The hypothalamus is the area of the brain responsible for maintaining homeostasis – part of which involves regulating appetite and thirst (Damage to the ventromedial hypothalamus has been linked to overeating, while damage to the lateral hypothalamus has been shown to cause starvation).

However, not every sufferer of an eating disorder has damage to their hypothalamus. The hypothalamus also regulates the secretion of neurotransmitters in the brain, and there is evidence to show that abnormally low or high levels of these neurotransmitters, in particular serotonin could be a contributing factor to eating disorders. Serotonin is involved in regulating hunger and satiety, and serotonergic disfunction has been found to increase susceptibility of eating disorders (Kaye et al).

One of the treatments for bulimia involves patients taking drugs called SSRIs which increase the amount of serotonin at synapses (like the one shown in the cartoon below). Taking these drugs has been shown to lessen the binging and purging symptoms of the disorder, although it is likely that other therapy is needed for a sufferer to completely recover.


However, although there are biological factors which can cause an individual to develop an eating disorder, there must be other factors which can also play a part. This is shown by the fact that there isn’t a 100% correlation between identical twins who have the disorder. There is also evidence that cases of eating disorders are rising, which has been blamed on the shift in culture towards favouring skinny models and celebrities.

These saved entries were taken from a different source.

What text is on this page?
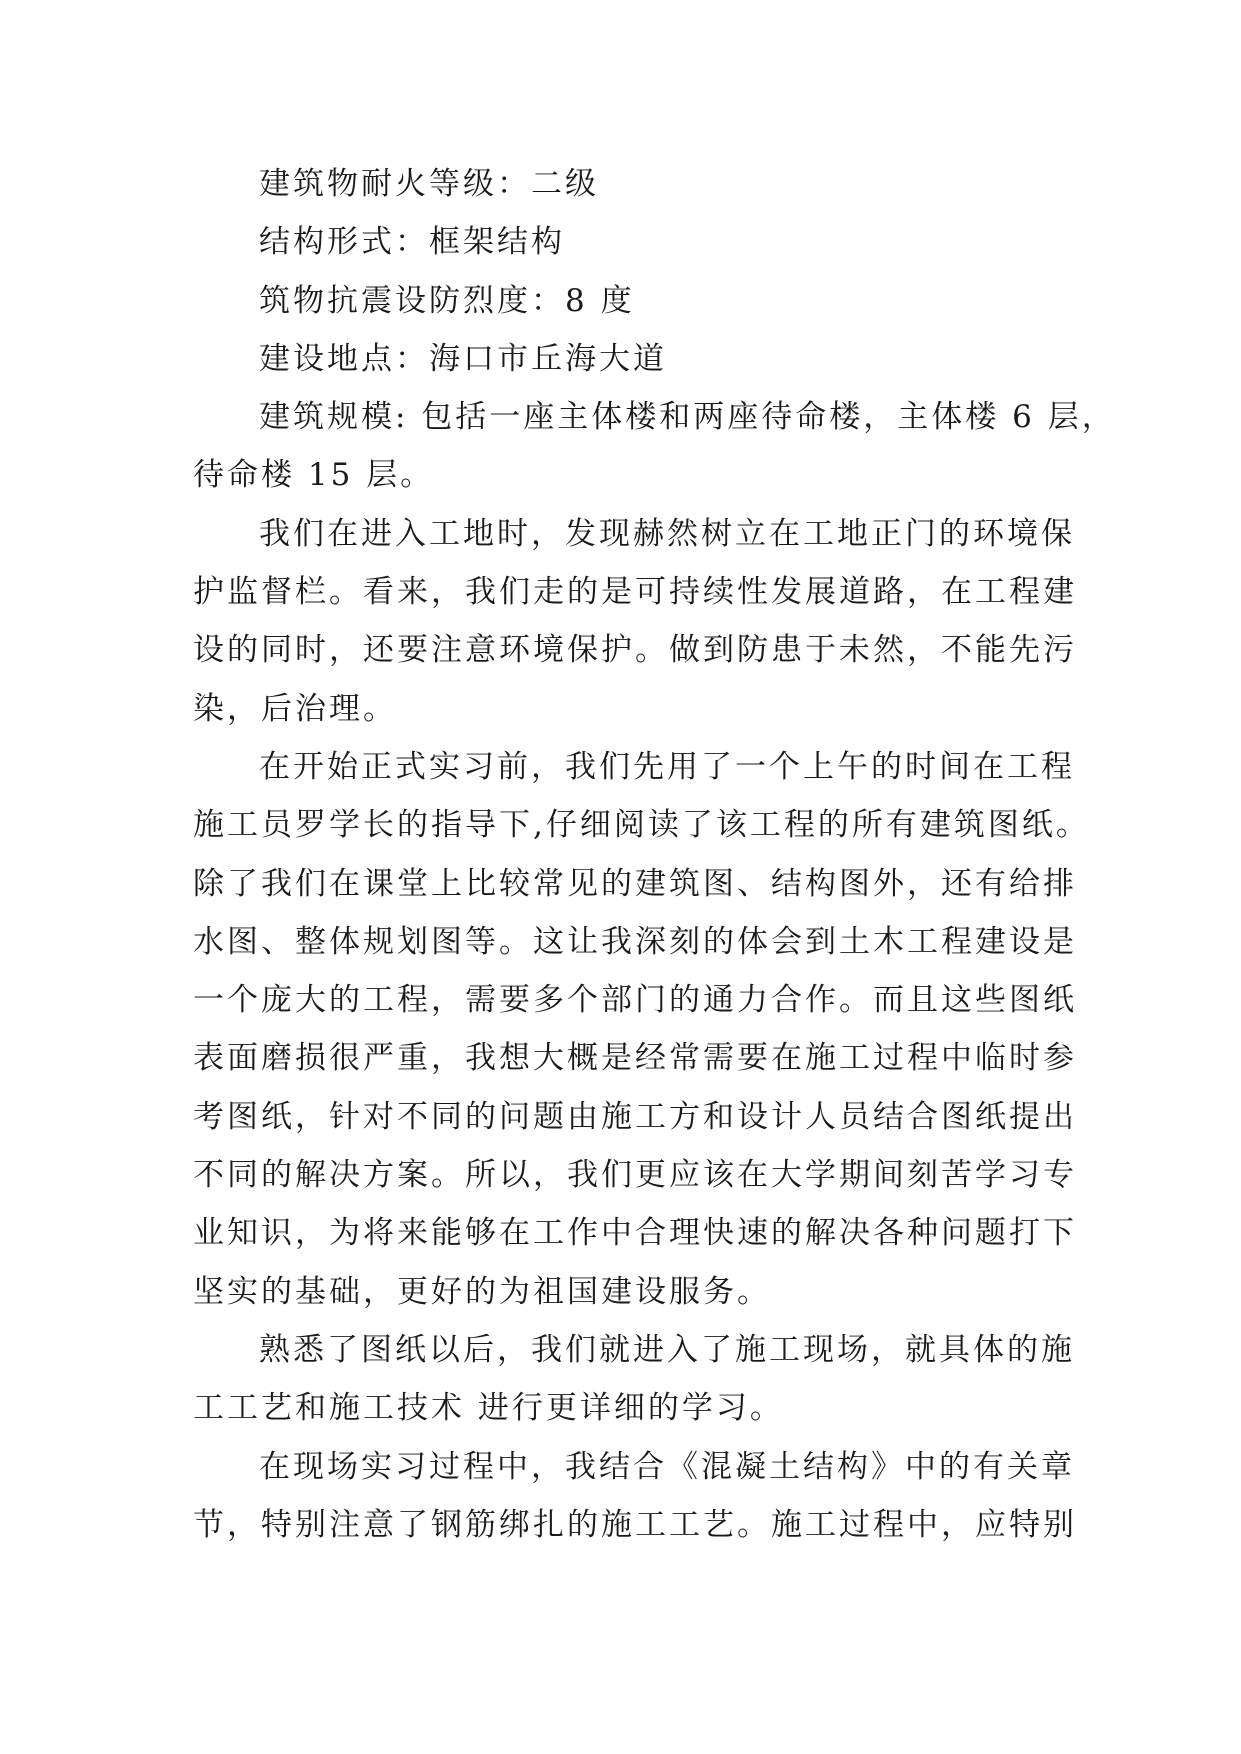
建筑物耐火等级：二级
结构形式：框架结构
筑物抗震设防烈度：8 度
建设地点：海口市丘海大道
建筑规模: 包括一座主体楼和两座待命楼，主体楼 6 层，
待命楼 15 层。
我们在进入工地时，发现赫然树立在工地正门的环境保
护监督栏。看来，我们走的是可持续性发展道路，在工程建
设的同时，还要注意环境保护。做到防患于未然，不能先污
染，后治理。
在开始正式实习前，我们先用了一个上午的时间在工程
施工员罗学长的指导下,仔细阅读了该工程的所有建筑图纸。
除了我们在课堂上比较常见的建筑图、结构图外，还有给排
水图、整体规划图等。这让我深刻的体会到土木工程建设是
一个庞大的工程，需要多个部门的通力合作。而且这些图纸
表面磨损很严重，我想大概是经常需要在施工过程中临时参
考图纸，针对不同的问题由施工方和设计人员结合图纸提出
不同的解决方案。所以，我们更应该在大学期间刻苦学习专
业知识，为将来能够在工作中合理快速的解决各种问题打下
坚实的基础，更好的为祖国建设服务。
熟悉了图纸以后，我们就进入了施工现场，就具体的施
工工艺和施工技术 进行更详细的学习。
在现场实习过程中，我结合《混凝土结构》中的有关章
节，特别注意了钢筋绑扎的施工工艺。施工过程中，应特别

Ogden (1992) analysed the physical features of female fashion models over a 20 year period, and found that models became taller, with a decrease in hip and bust size relative to waist size, giving a more androgynous body shape. These findings correlate with an increase in eating disorders, suggesting that there could be a causal relationship between them.

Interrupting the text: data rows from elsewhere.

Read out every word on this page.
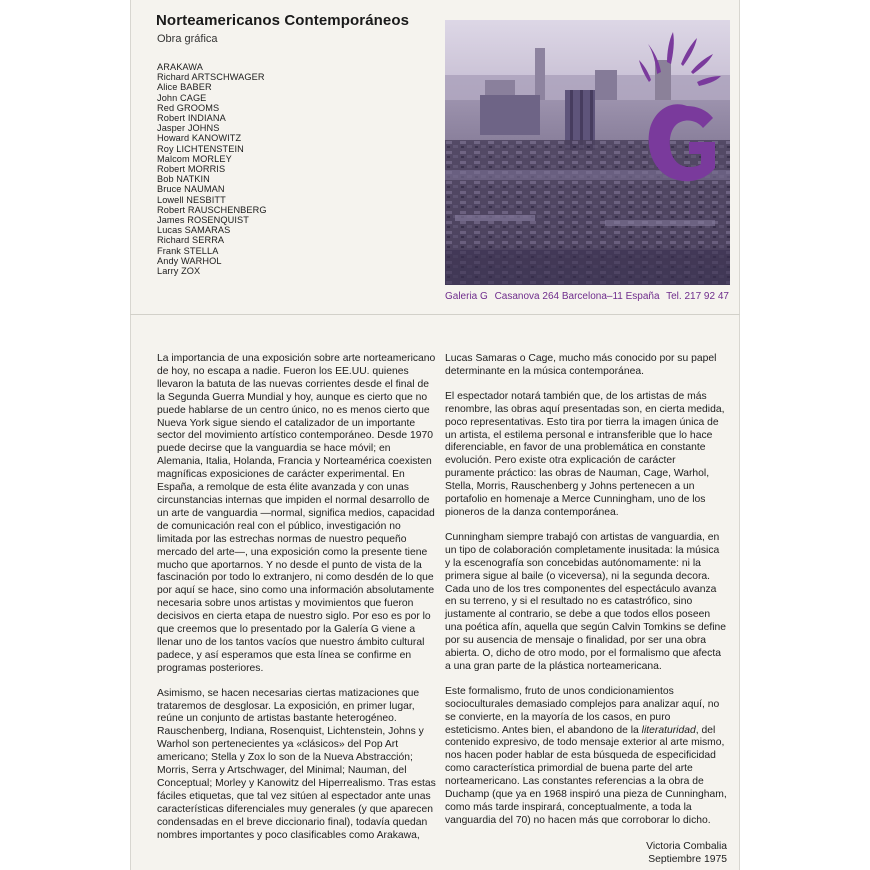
Norteamericanos Contemporáneos
Obra gráfica
ARAKAWA
Richard ARTSCHWAGER
Alice BABER
John CAGE
Red GROOMS
Robert INDIANA
Jasper JOHNS
Howard KANOWITZ
Roy LICHTENSTEIN
Malcom MORLEY
Robert MORRIS
Bob NATKIN
Bruce NAUMAN
Lowell NESBITT
Robert RAUSCHENBERG
James ROSENQUIST
Lucas SAMARAS
Richard SERRA
Frank STELLA
Andy WARHOL
Larry ZOX
Galeria G Casanova 264 Barcelona–11 España Tel. 217 92 47

La importancia de una exposición sobre arte norteamericano de hoy, no escapa a nadie. Fueron los EE.UU. quienes llevaron la batuta de las nuevas corrientes desde el final de la Segunda Guerra Mundial y hoy, aunque es cierto que no puede hablarse de un centro único, no es menos cierto que Nueva York sigue siendo el catalizador de un importante sector del movimiento artístico contemporáneo. Desde 1970 puede decirse que la vanguardia se hace móvil; en Alemania, Italia, Holanda, Francia y Norteamérica coexisten magníficas exposiciones de carácter experimental. En España, a remolque de esta élite avanzada y con unas circunstancias internas que impiden el normal desarrollo de un arte de vanguardia —normal, significa medios, capacidad de comunicación real con el público, investigación no limitada por las estrechas normas de nuestro pequeño mercado del arte—, una exposición como la presente tiene mucho que aportarnos. Y no desde el punto de vista de la fascinación por todo lo extranjero, ni como desdén de lo que por aquí se hace, sino como una información absolutamente necesaria sobre unos artistas y movimientos que fueron decisivos en cierta etapa de nuestro siglo. Por eso es por lo que creemos que lo presentado por la Galería G viene a llenar uno de los tantos vacíos que nuestro ámbito cultural padece, y así esperamos que esta línea se confirme en programas posteriores.

Asimismo, se hacen necesarias ciertas matizaciones que trataremos de desglosar. La exposición, en primer lugar, reúne un conjunto de artistas bastante heterogéneo. Rauschenberg, Indiana, Rosenquist, Lichtenstein, Johns y Warhol son pertenecientes ya «clásicos» del Pop Art americano; Stella y Zox lo son de la Nueva Abstracción; Morris, Serra y Artschwager, del Minimal; Nauman, del Conceptual; Morley y Kanowitz del Hiperrealismo. Tras estas fáciles etiquetas, que tal vez sitúen al espectador ante unas características diferenciales muy generales (y que aparecen condensadas en el breve diccionario final), todavía quedan nombres importantes y poco clasificables como Arakawa,

Lucas Samaras o Cage, mucho más conocido por su papel determinante en la música contemporánea.

El espectador notará también que, de los artistas de más renombre, las obras aquí presentadas son, en cierta medida, poco representativas. Esto tira por tierra la imagen única de un artista, el estilema personal e intransferible que lo hace diferenciable, en favor de una problemática en constante evolución. Pero existe otra explicación de carácter puramente práctico: las obras de Nauman, Cage, Warhol, Stella, Morris, Rauschenberg y Johns pertenecen a un portafolio en homenaje a Merce Cunningham, uno de los pioneros de la danza contemporánea.

Cunningham siempre trabajó con artistas de vanguardia, en un tipo de colaboración completamente inusitada: la música y la escenografía son concebidas autónomamente: ni la primera sigue al baile (o viceversa), ni la segunda decora. Cada uno de los tres componentes del espectáculo avanza en su terreno, y si el resultado no es catastrófico, sino justamente al contrario, se debe a que todos ellos poseen una poética afín, aquella que según Calvin Tomkins se define por su ausencia de mensaje o finalidad, por ser una obra abierta. O, dicho de otro modo, por el formalismo que afecta a una gran parte de la plástica norteamericana.

Este formalismo, fruto de unos condicionamientos socioculturales demasiado complejos para analizar aquí, no se convierte, en la mayoría de los casos, en puro esteticismo. Antes bien, el abandono de la literaturidad, del contenido expresivo, de todo mensaje exterior al arte mismo, nos hacen poder hablar de esta búsqueda de especificidad como característica primordial de buena parte del arte norteamericano. Las constantes referencias a la obra de Duchamp (que ya en 1968 inspiró una pieza de Cunningham, como más tarde inspirará, conceptualmente, a toda la vanguardia del 70) no hacen más que corroborar lo dicho.

Victoria Combalia
Septiembre 1975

This was just a brief overview of the causes of eating disorders, although a single cause has yet to be identified. It is likely that an interaction of biological and social factors can cause someone to develop anorexia or bulimia. As eating disorders have the highest mortality rate of any mental illness, it is vital that more research is done in order to develop effective treatments and help more people overcome these conditions.